Saturday is effectively a lost day again as I travel back to Australia, with a couple of hours to kill on the ground in Dubai, after the BCI World Conference.
Despite not yet getting home from this trip I am already planning the next one. I will be adding another of the major industry conference to my comparison list next year.
I am pleased to say that I will be heading to New Orleans (USA) in April 2014 to present at the Continuity Insights Management Conference, – my thanks to the good folk at CI for the invitation.
The theme of the conference is “Resilience revisited” and my session is titled “Build Real Resilience By Adapting Agile Practice”.
This is a topic that I foreshadowed during my presentation at the Australasian BC Summit in Sydney earlier in the year. It will look at what BC can learn from the Agile movement – a mode of thinking that grew out of software development and is increasingly found in other disciplines such as marketing and project management.
So many stories that highlight the attributes of resilience emerged from the response of New Orleans to Hurricane Katrina.
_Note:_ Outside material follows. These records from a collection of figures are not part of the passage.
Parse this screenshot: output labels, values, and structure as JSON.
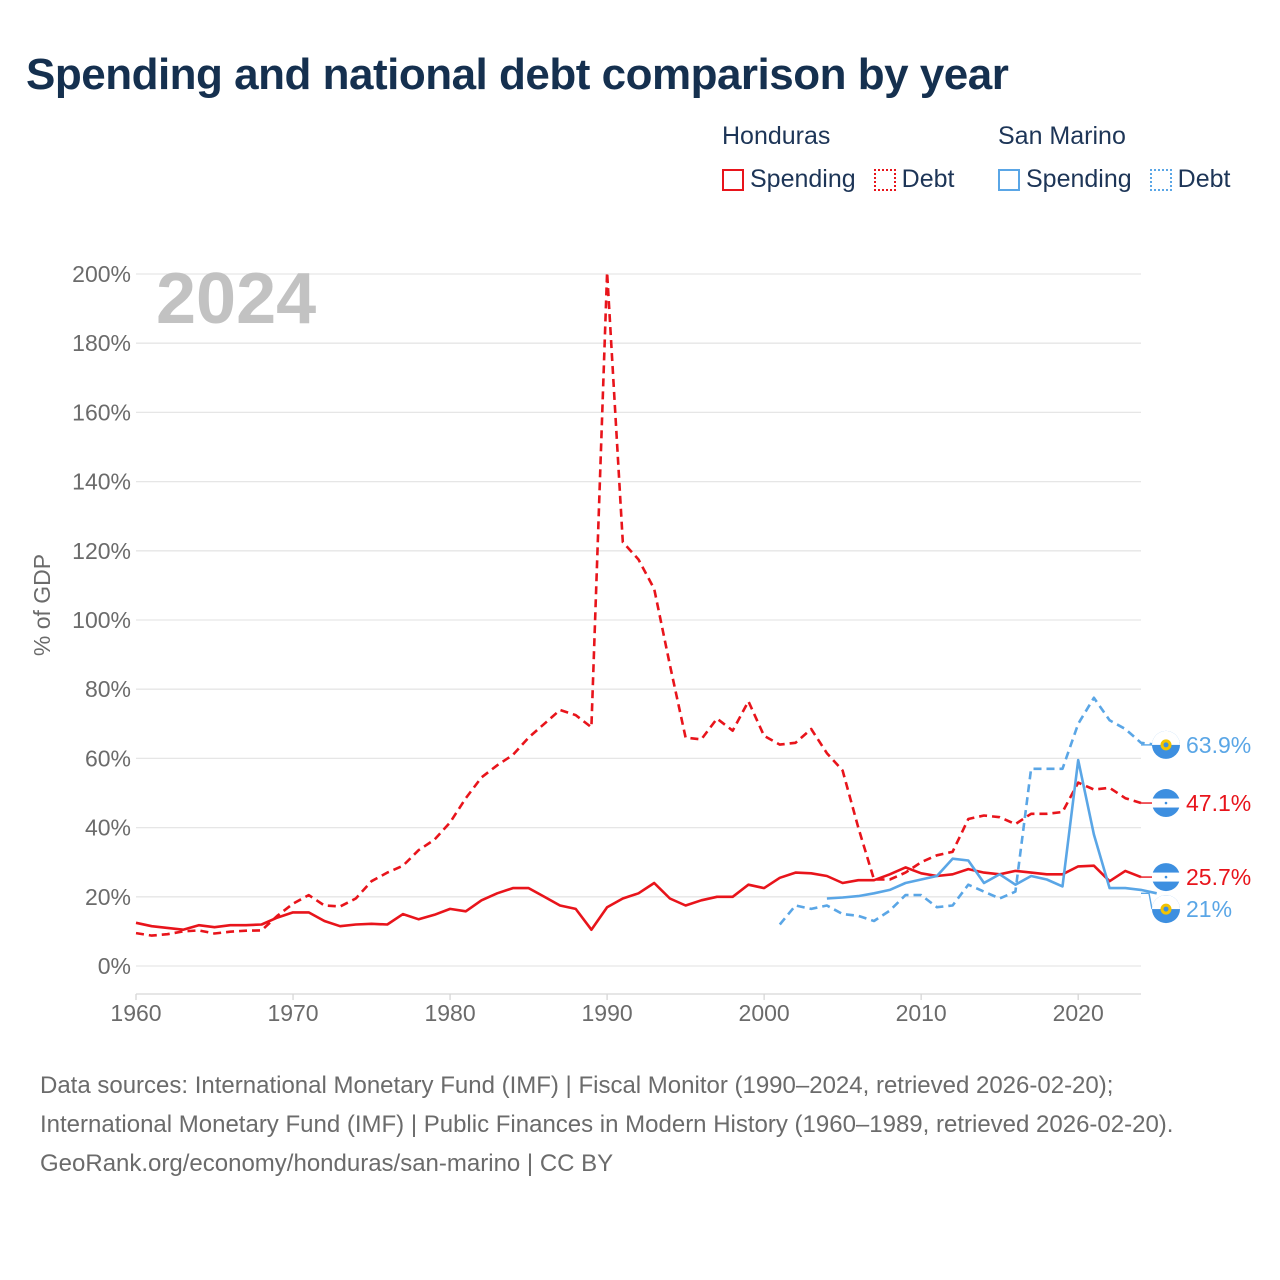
{
  "title": "Spending and national debt comparison by year",
  "legend": {
    "groups": [
      {
        "country": "Honduras",
        "spending_label": "Spending",
        "debt_label": "Debt"
      },
      {
        "country": "San Marino",
        "spending_label": "Spending",
        "debt_label": "Debt"
      }
    ]
  },
  "colors": {
    "honduras": "#e8141b",
    "san_marino": "#5aa6e6",
    "grid": "#e6e6e6",
    "axis_text": "#6b6b6b",
    "year_watermark": "#c2c2c2"
  },
  "footer": {
    "sources": "Data sources: International Monetary Fund (IMF) | Fiscal Monitor (1990–2024, retrieved 2026-02-20); International Monetary Fund (IMF) | Public Finances in Modern History (1960–1989, retrieved 2026-02-20).",
    "credit": "GeoRank.org/economy/honduras/san-marino | CC BY"
  },
  "chart_data": {
    "type": "line",
    "current_year_label": "2024",
    "ylabel": "% of GDP",
    "xlabel": "",
    "xlim": [
      1960,
      2024
    ],
    "ylim": [
      0,
      200
    ],
    "x_ticks": [
      1960,
      1970,
      1980,
      1990,
      2000,
      2010,
      2020
    ],
    "y_ticks": [
      0,
      20,
      40,
      60,
      80,
      100,
      120,
      140,
      160,
      180,
      200
    ],
    "y_tick_labels": [
      "0%",
      "20%",
      "40%",
      "60%",
      "80%",
      "100%",
      "120%",
      "140%",
      "160%",
      "180%",
      "200%"
    ],
    "grid": true,
    "series": [
      {
        "name": "Honduras Debt",
        "country": "Honduras",
        "metric": "Debt",
        "style": "dashed",
        "color": "#e8141b",
        "end_label": "47.1%",
        "start_year": 1960,
        "values": [
          9.5,
          8.8,
          9.2,
          10,
          10.3,
          9.4,
          9.9,
          10.2,
          10.3,
          14.5,
          18,
          20.5,
          17.5,
          17.2,
          19.5,
          24.5,
          27,
          29,
          33.5,
          36.5,
          41.5,
          48.5,
          54.5,
          58,
          61,
          66,
          70,
          74,
          72.5,
          69,
          200.5,
          122.5,
          117.5,
          109,
          87,
          66,
          65.5,
          71.5,
          68,
          76.5,
          66.5,
          64,
          64.5,
          68.5,
          61.5,
          56.5,
          40,
          25,
          25,
          27,
          30,
          32,
          33,
          42.5,
          43.5,
          43,
          41,
          44,
          44,
          44.5,
          53,
          51,
          51.5,
          48.5,
          47.1
        ]
      },
      {
        "name": "Honduras Spending",
        "country": "Honduras",
        "metric": "Spending",
        "style": "solid",
        "color": "#e8141b",
        "end_label": "25.7%",
        "start_year": 1960,
        "values": [
          12.5,
          11.5,
          11,
          10.5,
          11.8,
          11.2,
          11.8,
          11.8,
          12,
          14,
          15.5,
          15.5,
          13,
          11.5,
          12,
          12.2,
          12,
          15,
          13.5,
          14.8,
          16.5,
          15.8,
          19,
          21,
          22.5,
          22.5,
          20,
          17.5,
          16.5,
          10.5,
          17,
          19.5,
          21,
          24,
          19.5,
          17.5,
          19,
          20,
          20,
          23.5,
          22.5,
          25.5,
          27,
          26.8,
          26,
          24,
          24.8,
          24.8,
          26.5,
          28.5,
          26.8,
          26,
          26.5,
          28,
          27,
          26.5,
          27.5,
          27,
          26.5,
          26.5,
          28.8,
          29,
          24.5,
          27.5,
          25.7
        ]
      },
      {
        "name": "San Marino Debt",
        "country": "San Marino",
        "metric": "Debt",
        "style": "dashed",
        "color": "#5aa6e6",
        "end_label": "63.9%",
        "start_year": 2001,
        "values": [
          12,
          17.5,
          16.5,
          17.5,
          15,
          14.5,
          13,
          16,
          20.5,
          20.5,
          17,
          17.5,
          23.5,
          21.5,
          19.5,
          21.5,
          57,
          57,
          57,
          70,
          77.5,
          71,
          68.5,
          64.5,
          63.9
        ]
      },
      {
        "name": "San Marino Spending",
        "country": "San Marino",
        "metric": "Spending",
        "style": "solid",
        "color": "#5aa6e6",
        "end_label": "21%",
        "start_year": 2004,
        "values": [
          19.5,
          19.8,
          20.2,
          21,
          22,
          24,
          25,
          26,
          31,
          30.5,
          24,
          26.5,
          23.5,
          26,
          25,
          23,
          59.5,
          38,
          22.5,
          22.5,
          22,
          21
        ]
      }
    ]
  }
}
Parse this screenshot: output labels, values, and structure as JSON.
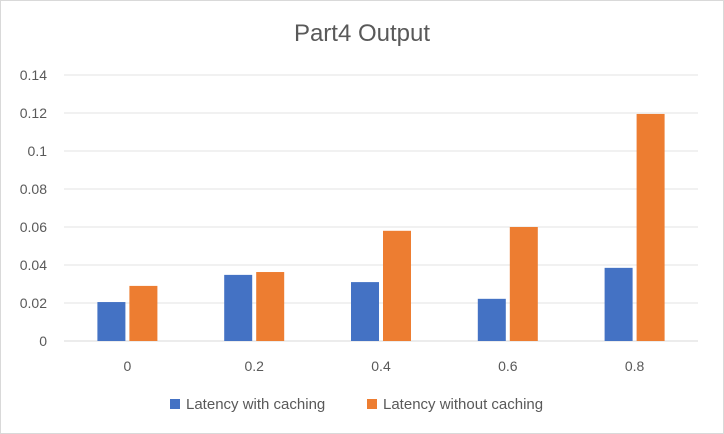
{
  "chart_data": {
    "type": "bar",
    "title": "Part4 Output",
    "categories": [
      "0",
      "0.2",
      "0.4",
      "0.6",
      "0.8"
    ],
    "series": [
      {
        "name": "Latency with caching",
        "color": "#4472C4",
        "values": [
          0.0205,
          0.0348,
          0.031,
          0.0222,
          0.0385
        ]
      },
      {
        "name": "Latency without caching",
        "color": "#ED7D31",
        "values": [
          0.029,
          0.0363,
          0.058,
          0.06,
          0.1195
        ]
      }
    ],
    "ylim": [
      0,
      0.14
    ],
    "yticks": [
      "0",
      "0.02",
      "0.04",
      "0.06",
      "0.08",
      "0.1",
      "0.12",
      "0.14"
    ],
    "grid": true,
    "legend": "bottom"
  }
}
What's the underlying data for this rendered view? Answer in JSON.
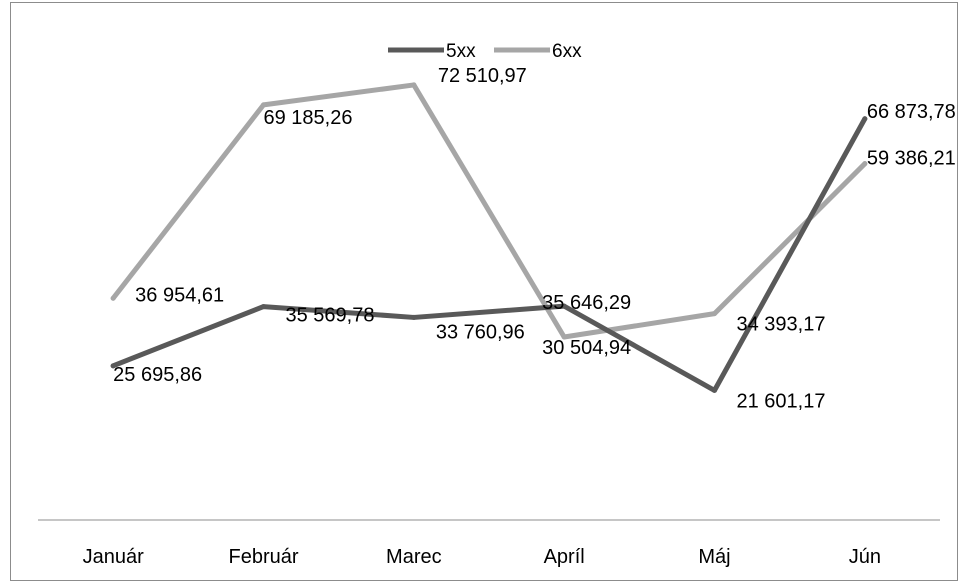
{
  "chart_data": {
    "type": "line",
    "title": "",
    "xlabel": "",
    "ylabel": "",
    "categories": [
      "Január",
      "Február",
      "Marec",
      "Apríl",
      "Máj",
      "Jún"
    ],
    "series": [
      {
        "name": "5xx",
        "color": "#595959",
        "values": [
          25695.86,
          35569.78,
          33760.96,
          35646.29,
          21601.17,
          66873.78
        ],
        "labels": [
          "25 695,86",
          "35 569,78",
          "33 760,96",
          "35 646,29",
          "21 601,17",
          "66 873,78"
        ]
      },
      {
        "name": "6xx",
        "color": "#a6a6a6",
        "values": [
          36954.61,
          69185.26,
          72510.97,
          30504.94,
          34393.17,
          59386.21
        ],
        "labels": [
          "36 954,61",
          "69 185,26",
          "72 510,97",
          "30 504,94",
          "34 393,17",
          "59 386,21"
        ]
      }
    ],
    "ylim": [
      0,
      80000
    ],
    "grid": false,
    "legend": "top-center",
    "y_axis_visible": false
  }
}
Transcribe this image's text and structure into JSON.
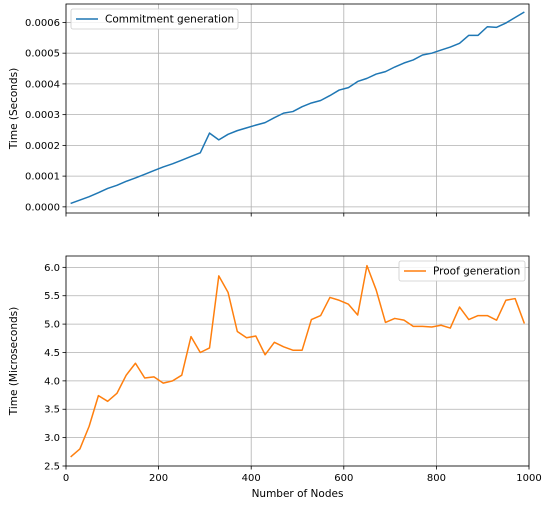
{
  "chart_data": [
    {
      "type": "line",
      "grid": true,
      "legend_position": "top-left",
      "xlabel": "",
      "ylabel": "Time (Seconds)",
      "xlim": [
        0,
        1000
      ],
      "ylim": [
        -2e-05,
        0.00066
      ],
      "xticks": [
        0,
        200,
        400,
        600,
        800,
        1000
      ],
      "xtick_labels": [],
      "yticks": [
        0.0,
        0.0001,
        0.0002,
        0.0003,
        0.0004,
        0.0005,
        0.0006
      ],
      "ytick_labels": [
        "0.0000",
        "0.0001",
        "0.0002",
        "0.0003",
        "0.0004",
        "0.0005",
        "0.0006"
      ],
      "series": [
        {
          "name": "Commitment generation",
          "color": "#1f77b4",
          "x": [
            10,
            30,
            50,
            70,
            90,
            110,
            130,
            150,
            170,
            190,
            210,
            230,
            250,
            270,
            290,
            310,
            330,
            350,
            370,
            390,
            410,
            430,
            450,
            470,
            490,
            510,
            530,
            550,
            570,
            590,
            610,
            630,
            650,
            670,
            690,
            710,
            730,
            750,
            770,
            790,
            810,
            830,
            850,
            870,
            890,
            910,
            930,
            950,
            970,
            990
          ],
          "y": [
            1.1e-05,
            2.2e-05,
            3.3e-05,
            4.6e-05,
            6e-05,
            7e-05,
            8.3e-05,
            9.4e-05,
            0.000106,
            0.000118,
            0.00013,
            0.00014,
            0.000152,
            0.000164,
            0.000176,
            0.00024,
            0.000218,
            0.000236,
            0.000248,
            0.000257,
            0.000266,
            0.000274,
            0.00029,
            0.000305,
            0.00031,
            0.000326,
            0.000338,
            0.000346,
            0.000362,
            0.00038,
            0.000388,
            0.000408,
            0.000418,
            0.000432,
            0.00044,
            0.000455,
            0.000468,
            0.000478,
            0.000494,
            0.0005,
            0.00051,
            0.00052,
            0.000532,
            0.000558,
            0.000558,
            0.000586,
            0.000584,
            0.000598,
            0.000616,
            0.000634
          ]
        }
      ]
    },
    {
      "type": "line",
      "grid": true,
      "legend_position": "top-right",
      "xlabel": "Number of Nodes",
      "ylabel": "Time (Microseconds)",
      "xlim": [
        0,
        1000
      ],
      "ylim": [
        2.5,
        6.2
      ],
      "xticks": [
        0,
        200,
        400,
        600,
        800,
        1000
      ],
      "xtick_labels": [
        "0",
        "200",
        "400",
        "600",
        "800",
        "1000"
      ],
      "yticks": [
        2.5,
        3.0,
        3.5,
        4.0,
        4.5,
        5.0,
        5.5,
        6.0
      ],
      "ytick_labels": [
        "2.5",
        "3.0",
        "3.5",
        "4.0",
        "4.5",
        "5.0",
        "5.5",
        "6.0"
      ],
      "series": [
        {
          "name": "Proof generation",
          "color": "#ff7f0e",
          "x": [
            10,
            30,
            50,
            70,
            90,
            110,
            130,
            150,
            170,
            190,
            210,
            230,
            250,
            270,
            290,
            310,
            330,
            350,
            370,
            390,
            410,
            430,
            450,
            470,
            490,
            510,
            530,
            550,
            570,
            590,
            610,
            630,
            650,
            670,
            690,
            710,
            730,
            750,
            770,
            790,
            810,
            830,
            850,
            870,
            890,
            910,
            930,
            950,
            970,
            990
          ],
          "y": [
            2.66,
            2.8,
            3.2,
            3.74,
            3.64,
            3.78,
            4.1,
            4.31,
            4.05,
            4.07,
            3.96,
            4.0,
            4.1,
            4.78,
            4.5,
            4.58,
            5.85,
            5.56,
            4.87,
            4.76,
            4.79,
            4.46,
            4.68,
            4.6,
            4.54,
            4.54,
            5.08,
            5.15,
            5.47,
            5.42,
            5.35,
            5.16,
            6.03,
            5.6,
            5.03,
            5.1,
            5.07,
            4.96,
            4.96,
            4.95,
            4.98,
            4.93,
            5.3,
            5.08,
            5.15,
            5.15,
            5.07,
            5.42,
            5.45,
            5.01
          ]
        }
      ]
    }
  ]
}
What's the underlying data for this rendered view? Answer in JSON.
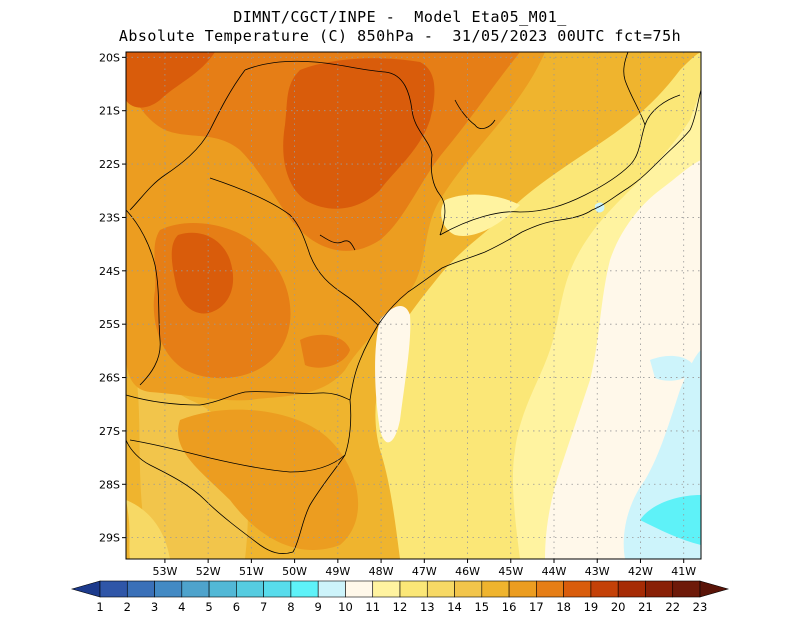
{
  "header": {
    "line1": "DIMNT/CGCT/INPE -  Model Eta05_M01_",
    "line2": "Absolute Temperature (C) 850hPa -  31/05/2023 00UTC fct=75h"
  },
  "map": {
    "lon_range": [
      -53.9,
      -40.6
    ],
    "lat_range": [
      -29.4,
      -19.9
    ],
    "lat_ticks": [
      {
        "value": -20,
        "label": "20S"
      },
      {
        "value": -21,
        "label": "21S"
      },
      {
        "value": -22,
        "label": "22S"
      },
      {
        "value": -23,
        "label": "23S"
      },
      {
        "value": -24,
        "label": "24S"
      },
      {
        "value": -25,
        "label": "25S"
      },
      {
        "value": -26,
        "label": "26S"
      },
      {
        "value": -27,
        "label": "27S"
      },
      {
        "value": -28,
        "label": "28S"
      },
      {
        "value": -29,
        "label": "29S"
      }
    ],
    "lon_ticks": [
      {
        "value": -53,
        "label": "53W"
      },
      {
        "value": -52,
        "label": "52W"
      },
      {
        "value": -51,
        "label": "51W"
      },
      {
        "value": -50,
        "label": "50W"
      },
      {
        "value": -49,
        "label": "49W"
      },
      {
        "value": -48,
        "label": "48W"
      },
      {
        "value": -47,
        "label": "47W"
      },
      {
        "value": -46,
        "label": "46W"
      },
      {
        "value": -45,
        "label": "45W"
      },
      {
        "value": -44,
        "label": "44W"
      },
      {
        "value": -43,
        "label": "43W"
      },
      {
        "value": -42,
        "label": "42W"
      },
      {
        "value": -41,
        "label": "41W"
      }
    ],
    "grid": "dotted"
  },
  "colorbar": {
    "labels": [
      "1",
      "2",
      "3",
      "4",
      "5",
      "6",
      "7",
      "8",
      "9",
      "10",
      "11",
      "12",
      "13",
      "14",
      "15",
      "16",
      "17",
      "18",
      "19",
      "20",
      "21",
      "22",
      "23"
    ],
    "colors": [
      "#1c3a8c",
      "#2f56a8",
      "#3a70b8",
      "#438ac4",
      "#4ea3cc",
      "#52b8d6",
      "#56cce0",
      "#58dcec",
      "#5ef2f8",
      "#cdf4fb",
      "#fff8ea",
      "#fff3a0",
      "#fbe777",
      "#f7d965",
      "#f2c54b",
      "#efb42e",
      "#ec9d20",
      "#e67e16",
      "#d95c0b",
      "#c44108",
      "#a62b05",
      "#892006",
      "#6e1a09",
      "#5a1408"
    ]
  }
}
A remarkable outcome given they had no international standards or ‘Best Practice’ guides for resilience to follow – or perhaps it is because they had no such documents.
This session revisits the concept of resilience and highlights that it was not originally coined by the BC profession and Executives do not generally see resilience as a result of the efforts of BCM.
Highlights lessons from the Agile community that can be applied to BC and building resilience.
SUMMARY:
New Orleans presents the perfect opportunity to revisit the true concept of resilience – given that many of the stories highlighting the attributes of resilience flowed from the aftermath of Hurricane Katrina. Perhaps this is because they had to learn to adapt rather than prevent/prepare according to “resilience standards”.
Resilience is created by trust, not compliance and governance processes. The concept was not originally derived from the BC industry – nor do Executives generally see resilience as another name for BCM, nor do they see it as the result of the efforts of BC practitioners.
Attendees will be challenged to think differently about their current BC practices and offered new approaches, such as lessons BC professionals can learn from the Agile community to enhance their current practices and improve engagement with Executives. Takeaways include examples, from the presenter’s experience, of the application of agile practices to BC.
This session offer attendees an international, Executive perspective on the concept of resilience and the emerging movement from risk anticipation and mitigation to ‘risk adaptation’ as a source of resilience.